Die Stütze des sieben mal sieben Meter messenden Hauses ist leicht aus der Mitte versetzt, während die vier Haupträume – Hiroma (Wohnzimmer), Wohnküche, Bad und Schlafzimmer (ein Tatami-Raum mit fünfzehn halbgroßen Matten) – im Windradmuster angeordnet sind. Der höhere und flache Tatami-Raum kann vom Wohnzimmer durch fünf Fusuma-Schiebetüren mit Drucken des Künstlers Setsu Asakura abgetrennt werden. Die Deckenbalken erinnern von innen an die Streben der Ölpapierschirme. Die Stütze trägt jedoch nicht das Dach, sondern die kreuzförmigen Träger in ihrem Schnittpunkt. Insofern ist der Begriff Umbrella House irreführend. Die sichtbare Dachkonstruktion überspannt einen vier Meter hohen Raum. Über eine Leiter gelangt man in den halbhohen Stauraum über dem Tatami-Raum.

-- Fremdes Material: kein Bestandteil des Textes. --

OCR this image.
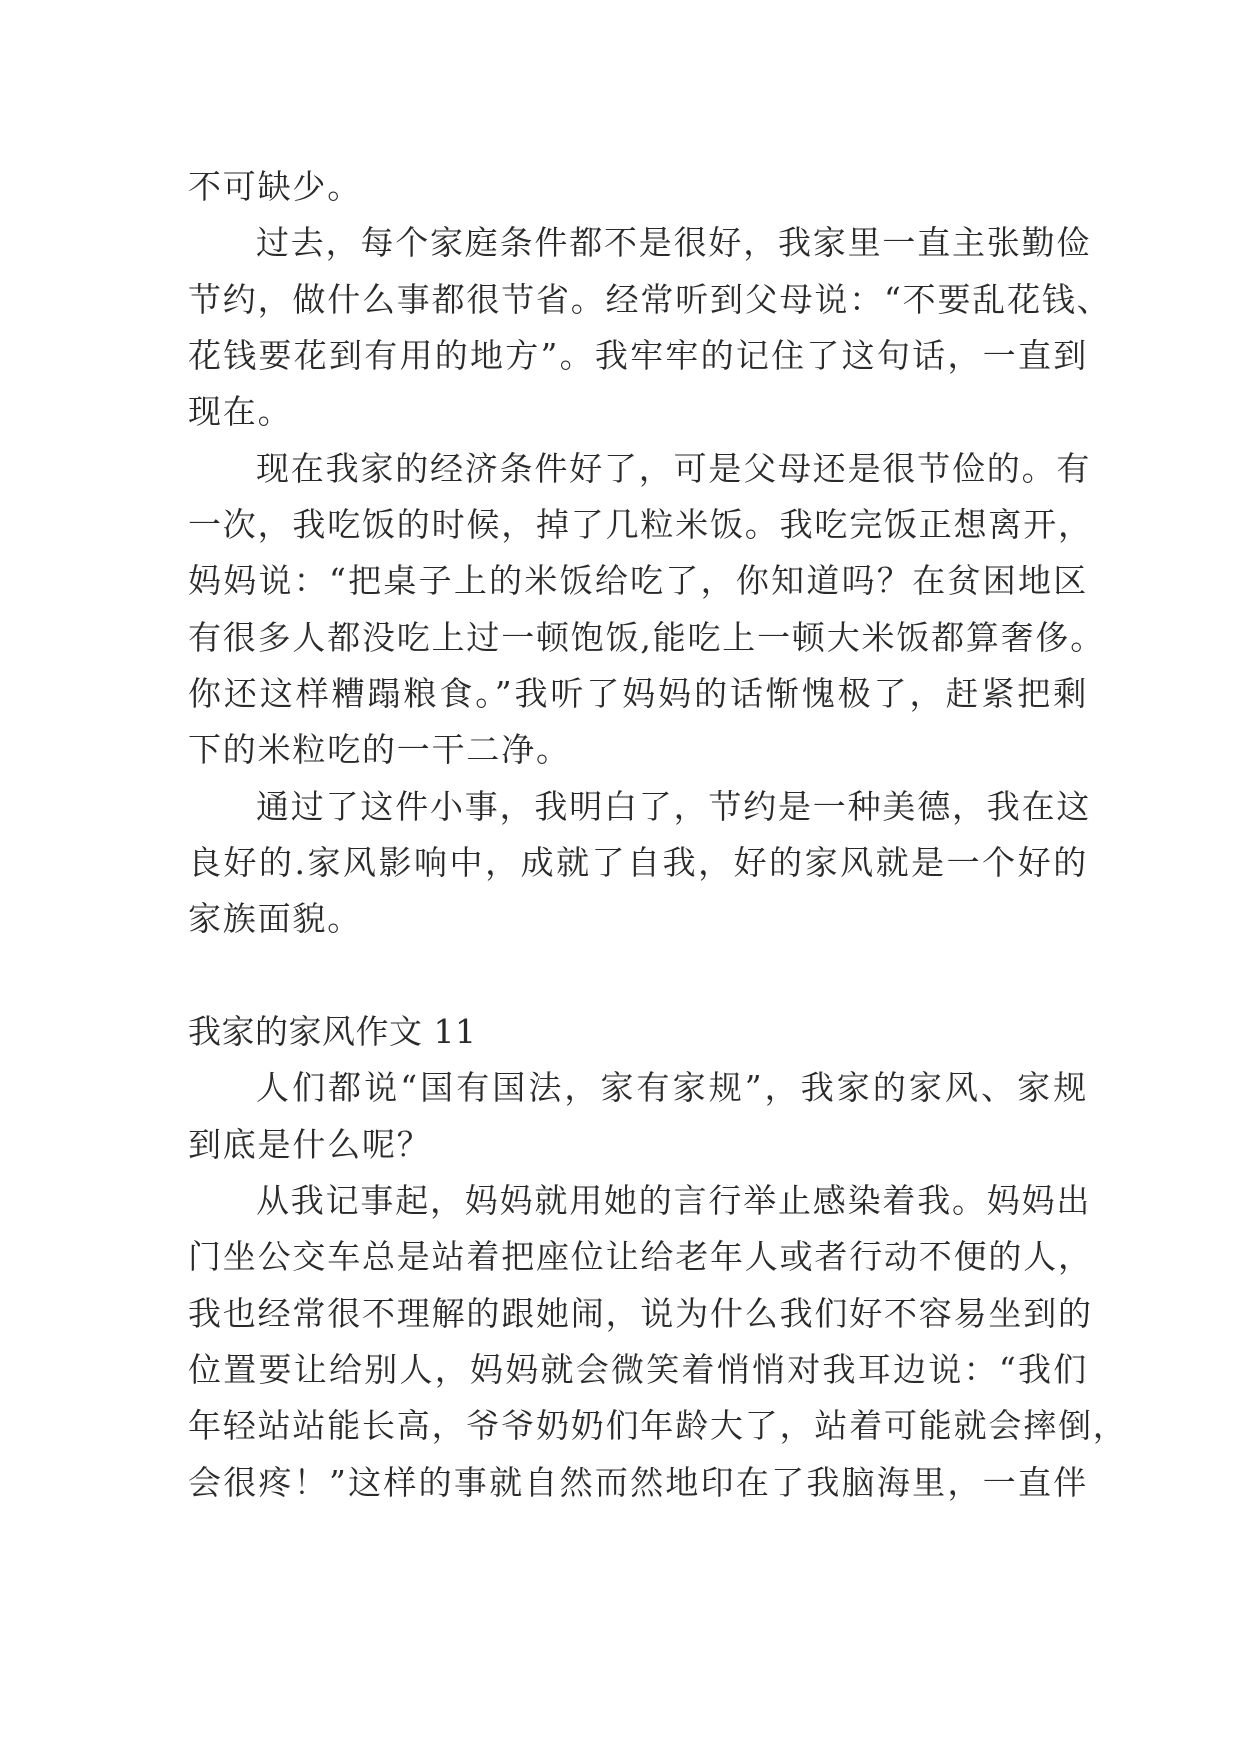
不可缺少。
过去，每个家庭条件都不是很好，我家里一直主张勤俭
节约，做什么事都很节省。经常听到父母说：“不要乱花钱、
花钱要花到有用的地方”。我牢牢的记住了这句话，一直到
现在。
现在我家的经济条件好了，可是父母还是很节俭的。有
一次，我吃饭的时候，掉了几粒米饭。我吃完饭正想离开，
妈妈说：“把桌子上的米饭给吃了，你知道吗？在贫困地区
有很多人都没吃上过一顿饱饭,能吃上一顿大米饭都算奢侈。
你还这样糟蹋粮食。”我听了妈妈的话惭愧极了，赶紧把剩
下的米粒吃的一干二净。
通过了这件小事，我明白了，节约是一种美德，我在这
良好的.家风影响中，成就了自我，好的家风就是一个好的
家族面貌。
我家的家风作文 11
人们都说“国有国法，家有家规”，我家的家风、家规
到底是什么呢？
从我记事起，妈妈就用她的言行举止感染着我。妈妈出
门坐公交车总是站着把座位让给老年人或者行动不便的人，
我也经常很不理解的跟她闹，说为什么我们好不容易坐到的
位置要让给别人，妈妈就会微笑着悄悄对我耳边说：“我们
年轻站站能长高，爷爷奶奶们年龄大了，站着可能就会摔倒，
会很疼！”这样的事就自然而然地印在了我脑海里，一直伴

Shinoharas Haus verband moderne Strenge mit traditionellen japanischen Bauformen, um eine puristische, poetische Struktur von bescheidenem Maßstab, aber großem gestalterischen Ehrgeiz zu schaffen. Es war das kleinste Haus, das der Architekt entworfen hat. Für Shinohara ging es nicht um die bloße Herstellung von Wohnraum als gesellschaftliches Ziel, sondern die Schaffung von Räumen, die Menschen ansprechen. „Ohne den Status als Kunstwerk hat ein Haus keine Daseinsberechtigung“, sagte er.

Das Umbrella House war eines der letzten Beispiele von Shinoharas bahnbrechenden Wohnhäusern in Japan. Die Möbel wurden von Shinohara gemeinsam mit Katsuhiko Shiraishi entworfen.Das dank Rolf Fehlbaum wiedergeborene Umbrella House wird Shinohara endlich die verdiente Aufmerksamkeit im Westen zuteilwerden lassen. Die Themen Holzbau und Tiny House, aber auch die Verbindung von Tradition und Moderne und die Nichtdeterminierung von Räumen sind sechzig Jahre nach der Fertigstellung des Hauses noch oder wieder hoch relevant, in der deutschen Provinz ebenso wie in den großen Städten der Welt.